Importance: Transient focal neurological episodes (TFNEs) are a frequently overlooked presentation of cerebral amyloid angiopathy (CAA), a condition with prognostic implications that are still not well described.
Objective: To perform a systematic review and meta-analysis to examine the factors associated with incident lobar intracerebral hemorrhage (ICH) and death in patients with CAA presenting with TFNEs.
Data sources: A systematic review and individual participant meta-analysis including (1) a hospital-based cohort and (2) the results obtained from a systematic search performed in MEDLINE and Embase completed in December 2019.
Study selection: Included studies were observational reports of TFNEs. Patient-level clinical, imaging, and prognostic data were required for inclusion. For aggregate data studies, patient-level data were requested. Disagreements were resolved by consensus.
Data extraction and synthesis: Data were extracted following Preferred Reporting Items for Systematic Reviews and Meta-analyses (PRISMA) guidelines by 4 independent reviewers. The quality of reports was determined based on the modified Pearson Case Report Quality Scale.
Main outcomes and measures: The clinical characteristics of TFNEs, neuroimaging features, and use of antithrombotics during follow-up were considered exposures. The predefined main outcomes were lobar ICH and risk of death during follow-up.

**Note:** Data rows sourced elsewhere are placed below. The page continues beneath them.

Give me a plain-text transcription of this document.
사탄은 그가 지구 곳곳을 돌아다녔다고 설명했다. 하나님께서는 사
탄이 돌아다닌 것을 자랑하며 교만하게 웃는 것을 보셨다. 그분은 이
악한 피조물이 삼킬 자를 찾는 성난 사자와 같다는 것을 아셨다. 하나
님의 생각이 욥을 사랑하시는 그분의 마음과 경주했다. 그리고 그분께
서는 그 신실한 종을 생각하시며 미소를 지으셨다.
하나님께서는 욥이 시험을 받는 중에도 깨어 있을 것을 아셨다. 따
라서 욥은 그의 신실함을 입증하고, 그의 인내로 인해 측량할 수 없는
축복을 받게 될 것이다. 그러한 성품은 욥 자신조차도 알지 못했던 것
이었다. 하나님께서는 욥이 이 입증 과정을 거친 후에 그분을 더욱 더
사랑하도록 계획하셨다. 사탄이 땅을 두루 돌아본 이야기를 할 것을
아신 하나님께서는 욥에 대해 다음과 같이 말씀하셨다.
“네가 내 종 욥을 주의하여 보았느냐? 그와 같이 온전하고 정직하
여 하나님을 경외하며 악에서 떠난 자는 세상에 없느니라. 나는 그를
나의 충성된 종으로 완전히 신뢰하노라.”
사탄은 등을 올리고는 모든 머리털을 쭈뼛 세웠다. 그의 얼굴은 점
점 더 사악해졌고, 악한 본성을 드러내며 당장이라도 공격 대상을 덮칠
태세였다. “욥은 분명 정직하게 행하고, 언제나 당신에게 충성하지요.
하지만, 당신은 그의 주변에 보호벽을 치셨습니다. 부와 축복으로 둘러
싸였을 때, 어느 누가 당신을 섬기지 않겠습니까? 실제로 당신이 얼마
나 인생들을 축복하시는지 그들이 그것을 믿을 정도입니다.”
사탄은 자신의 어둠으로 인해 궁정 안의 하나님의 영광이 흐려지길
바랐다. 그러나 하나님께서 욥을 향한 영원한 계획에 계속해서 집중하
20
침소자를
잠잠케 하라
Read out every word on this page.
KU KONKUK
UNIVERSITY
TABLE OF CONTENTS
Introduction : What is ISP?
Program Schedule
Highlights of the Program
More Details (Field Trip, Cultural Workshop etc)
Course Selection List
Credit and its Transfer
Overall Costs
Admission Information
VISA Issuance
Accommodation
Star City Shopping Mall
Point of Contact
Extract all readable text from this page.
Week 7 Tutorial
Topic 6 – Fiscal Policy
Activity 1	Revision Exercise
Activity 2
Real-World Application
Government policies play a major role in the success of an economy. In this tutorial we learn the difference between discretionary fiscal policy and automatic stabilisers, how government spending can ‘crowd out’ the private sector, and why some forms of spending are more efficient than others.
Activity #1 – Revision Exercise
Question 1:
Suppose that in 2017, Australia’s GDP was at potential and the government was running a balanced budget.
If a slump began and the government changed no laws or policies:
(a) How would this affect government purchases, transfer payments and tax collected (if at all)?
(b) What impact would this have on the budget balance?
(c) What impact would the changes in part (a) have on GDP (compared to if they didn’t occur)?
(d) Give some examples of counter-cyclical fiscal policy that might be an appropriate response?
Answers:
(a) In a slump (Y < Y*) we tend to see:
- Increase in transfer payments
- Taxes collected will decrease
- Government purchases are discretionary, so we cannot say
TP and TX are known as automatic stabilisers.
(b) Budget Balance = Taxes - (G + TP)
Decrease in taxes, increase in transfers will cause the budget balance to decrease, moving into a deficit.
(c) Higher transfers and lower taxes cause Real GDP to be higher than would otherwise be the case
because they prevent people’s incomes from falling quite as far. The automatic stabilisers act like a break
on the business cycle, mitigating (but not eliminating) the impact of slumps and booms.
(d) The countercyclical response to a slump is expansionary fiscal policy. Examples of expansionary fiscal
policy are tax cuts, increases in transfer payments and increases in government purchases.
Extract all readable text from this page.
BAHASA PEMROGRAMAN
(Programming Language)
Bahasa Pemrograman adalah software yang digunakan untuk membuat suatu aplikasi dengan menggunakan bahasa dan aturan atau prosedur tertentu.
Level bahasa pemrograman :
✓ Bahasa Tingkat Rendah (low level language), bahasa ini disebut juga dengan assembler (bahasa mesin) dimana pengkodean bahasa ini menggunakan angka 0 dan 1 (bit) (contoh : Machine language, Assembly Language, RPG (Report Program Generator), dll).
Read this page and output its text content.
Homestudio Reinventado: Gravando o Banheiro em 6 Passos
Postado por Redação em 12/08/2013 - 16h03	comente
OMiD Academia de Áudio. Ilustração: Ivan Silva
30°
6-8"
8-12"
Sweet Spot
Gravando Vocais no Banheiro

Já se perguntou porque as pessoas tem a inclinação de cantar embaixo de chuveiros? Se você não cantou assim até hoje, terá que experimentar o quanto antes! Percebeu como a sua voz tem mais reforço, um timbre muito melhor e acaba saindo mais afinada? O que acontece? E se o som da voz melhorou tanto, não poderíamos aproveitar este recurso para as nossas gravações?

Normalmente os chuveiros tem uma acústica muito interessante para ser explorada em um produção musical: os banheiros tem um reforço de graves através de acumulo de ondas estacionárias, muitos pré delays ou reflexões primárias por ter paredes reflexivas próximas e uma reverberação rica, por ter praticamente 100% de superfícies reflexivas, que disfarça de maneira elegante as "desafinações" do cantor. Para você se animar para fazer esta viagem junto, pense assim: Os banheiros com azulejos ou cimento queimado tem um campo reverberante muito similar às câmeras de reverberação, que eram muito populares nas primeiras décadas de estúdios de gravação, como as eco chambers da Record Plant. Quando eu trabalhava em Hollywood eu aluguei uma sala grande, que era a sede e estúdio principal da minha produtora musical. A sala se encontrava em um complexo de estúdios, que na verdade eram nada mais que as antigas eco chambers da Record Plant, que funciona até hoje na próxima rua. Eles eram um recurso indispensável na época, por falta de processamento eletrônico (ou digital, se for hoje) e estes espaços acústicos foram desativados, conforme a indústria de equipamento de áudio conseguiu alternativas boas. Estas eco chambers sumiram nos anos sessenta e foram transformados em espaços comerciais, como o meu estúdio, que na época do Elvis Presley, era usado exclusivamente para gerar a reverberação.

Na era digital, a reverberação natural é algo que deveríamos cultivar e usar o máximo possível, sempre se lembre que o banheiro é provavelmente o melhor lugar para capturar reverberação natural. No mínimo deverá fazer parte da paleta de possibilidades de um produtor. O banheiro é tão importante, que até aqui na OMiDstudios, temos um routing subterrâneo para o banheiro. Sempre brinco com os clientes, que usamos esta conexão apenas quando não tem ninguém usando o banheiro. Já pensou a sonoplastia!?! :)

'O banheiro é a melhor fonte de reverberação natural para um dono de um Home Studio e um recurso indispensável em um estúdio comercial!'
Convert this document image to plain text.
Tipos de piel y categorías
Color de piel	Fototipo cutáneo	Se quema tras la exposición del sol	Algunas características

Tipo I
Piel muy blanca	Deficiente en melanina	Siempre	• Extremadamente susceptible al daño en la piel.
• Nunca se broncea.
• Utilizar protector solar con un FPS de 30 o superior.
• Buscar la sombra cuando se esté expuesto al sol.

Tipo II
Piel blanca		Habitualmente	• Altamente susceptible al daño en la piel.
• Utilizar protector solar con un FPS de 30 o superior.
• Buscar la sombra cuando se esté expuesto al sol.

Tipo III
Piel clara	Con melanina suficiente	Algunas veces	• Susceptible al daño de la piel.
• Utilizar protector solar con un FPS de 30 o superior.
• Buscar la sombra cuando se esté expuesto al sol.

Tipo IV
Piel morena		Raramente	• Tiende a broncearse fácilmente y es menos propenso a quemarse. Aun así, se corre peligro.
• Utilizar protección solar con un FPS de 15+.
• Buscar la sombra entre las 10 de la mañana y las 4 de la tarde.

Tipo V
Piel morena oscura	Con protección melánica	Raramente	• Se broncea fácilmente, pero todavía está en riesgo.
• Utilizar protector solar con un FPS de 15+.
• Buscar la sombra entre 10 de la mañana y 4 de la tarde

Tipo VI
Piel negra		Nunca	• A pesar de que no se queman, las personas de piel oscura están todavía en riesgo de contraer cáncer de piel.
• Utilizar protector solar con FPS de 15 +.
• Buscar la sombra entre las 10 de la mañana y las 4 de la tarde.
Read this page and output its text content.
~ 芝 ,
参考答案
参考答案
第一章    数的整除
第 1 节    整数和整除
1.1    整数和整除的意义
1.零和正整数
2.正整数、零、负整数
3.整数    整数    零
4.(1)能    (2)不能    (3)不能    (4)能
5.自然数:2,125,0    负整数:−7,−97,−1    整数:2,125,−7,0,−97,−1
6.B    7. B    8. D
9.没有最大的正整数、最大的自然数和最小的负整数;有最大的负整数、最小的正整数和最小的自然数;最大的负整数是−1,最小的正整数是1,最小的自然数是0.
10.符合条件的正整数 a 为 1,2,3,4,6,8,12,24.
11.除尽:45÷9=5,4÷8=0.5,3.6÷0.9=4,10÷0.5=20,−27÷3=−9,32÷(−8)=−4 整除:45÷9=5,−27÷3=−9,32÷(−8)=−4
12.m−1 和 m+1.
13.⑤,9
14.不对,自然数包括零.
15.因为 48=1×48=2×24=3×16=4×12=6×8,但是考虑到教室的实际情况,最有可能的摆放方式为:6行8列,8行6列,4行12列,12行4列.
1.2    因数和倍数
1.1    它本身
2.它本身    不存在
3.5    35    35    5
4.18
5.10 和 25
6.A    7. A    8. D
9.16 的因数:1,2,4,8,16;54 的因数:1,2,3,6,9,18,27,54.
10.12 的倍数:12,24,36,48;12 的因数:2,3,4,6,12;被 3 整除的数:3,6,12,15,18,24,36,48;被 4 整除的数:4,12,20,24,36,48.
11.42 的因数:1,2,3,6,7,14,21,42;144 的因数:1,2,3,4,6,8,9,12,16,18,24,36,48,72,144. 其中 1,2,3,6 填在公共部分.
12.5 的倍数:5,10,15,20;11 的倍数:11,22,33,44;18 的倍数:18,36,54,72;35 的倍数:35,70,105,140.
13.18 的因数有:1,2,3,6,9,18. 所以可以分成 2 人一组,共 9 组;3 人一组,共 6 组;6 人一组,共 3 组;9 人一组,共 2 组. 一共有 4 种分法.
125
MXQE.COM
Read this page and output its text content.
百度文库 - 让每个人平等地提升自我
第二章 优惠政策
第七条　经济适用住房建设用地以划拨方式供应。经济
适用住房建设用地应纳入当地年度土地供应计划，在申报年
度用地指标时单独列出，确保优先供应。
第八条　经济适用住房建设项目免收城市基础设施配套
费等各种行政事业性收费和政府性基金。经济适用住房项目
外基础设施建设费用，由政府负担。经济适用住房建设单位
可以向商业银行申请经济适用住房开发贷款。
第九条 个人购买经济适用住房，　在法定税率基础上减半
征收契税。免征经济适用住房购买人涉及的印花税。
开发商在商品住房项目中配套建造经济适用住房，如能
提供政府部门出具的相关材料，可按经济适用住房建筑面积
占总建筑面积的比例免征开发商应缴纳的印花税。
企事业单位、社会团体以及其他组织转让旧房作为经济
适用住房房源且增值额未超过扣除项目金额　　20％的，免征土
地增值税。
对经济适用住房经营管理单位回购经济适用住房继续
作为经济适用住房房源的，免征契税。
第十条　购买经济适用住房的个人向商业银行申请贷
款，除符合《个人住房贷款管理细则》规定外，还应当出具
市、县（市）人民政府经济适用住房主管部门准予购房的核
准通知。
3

Results: Forty-two studies and 222 CAA-associated TFNE cases were included from the initial 1612 records produced by the systematic search; 26 additional patients (11 men [42.3%]; mean [SD] age, 77 [8] years) were provided by the hospital-based cohort. A total of 108 TFNEs (43.5%) consisted of motor symptoms. Convexity subarachnoid hemorrhage and cortical superficial siderosis were detected in 193 individuals (77.8%) and 156 individuals (62.9%) in the systematic search and hospital-based cohort, respectively. Follow-up duration could be obtained in 185 patients (median duration, 1 year [IQR, 0.8-2.5 years]). During follow-up, symptomatic lobar ICH occurred in 76 patients (39.4%). Motor symptoms (odds ratio, 2.08 [95% CI, 1.16-3.70]) at baseline and antithrombotic use during follow-up (odds ratio, 3.61 [95% CI, 1.67-7.84]) were associated with an increase in risk of lobar ICH. A total of 31 patients (16.5%) died during follow-up; lobar ICH during follow-up and cortical superficial siderosis were the main risk factors for death (odds ratio, 3.01 [95% CI, 1.36-6.69]; odds ratio, 3.20 [95% CI, 1.16-8.91], respectively).
Conclusions and relevance: Patients presenting with CAA-associated TFNEs are at high risk of lobar ICH and death. Motor TFNEs and use of antithrombotics after a TFNE, in many cases because of misdiagnosis, are risk factors for ICH, and therefore accurate diagnosis and distinguishing this condition from transient ischemic attacks is critical.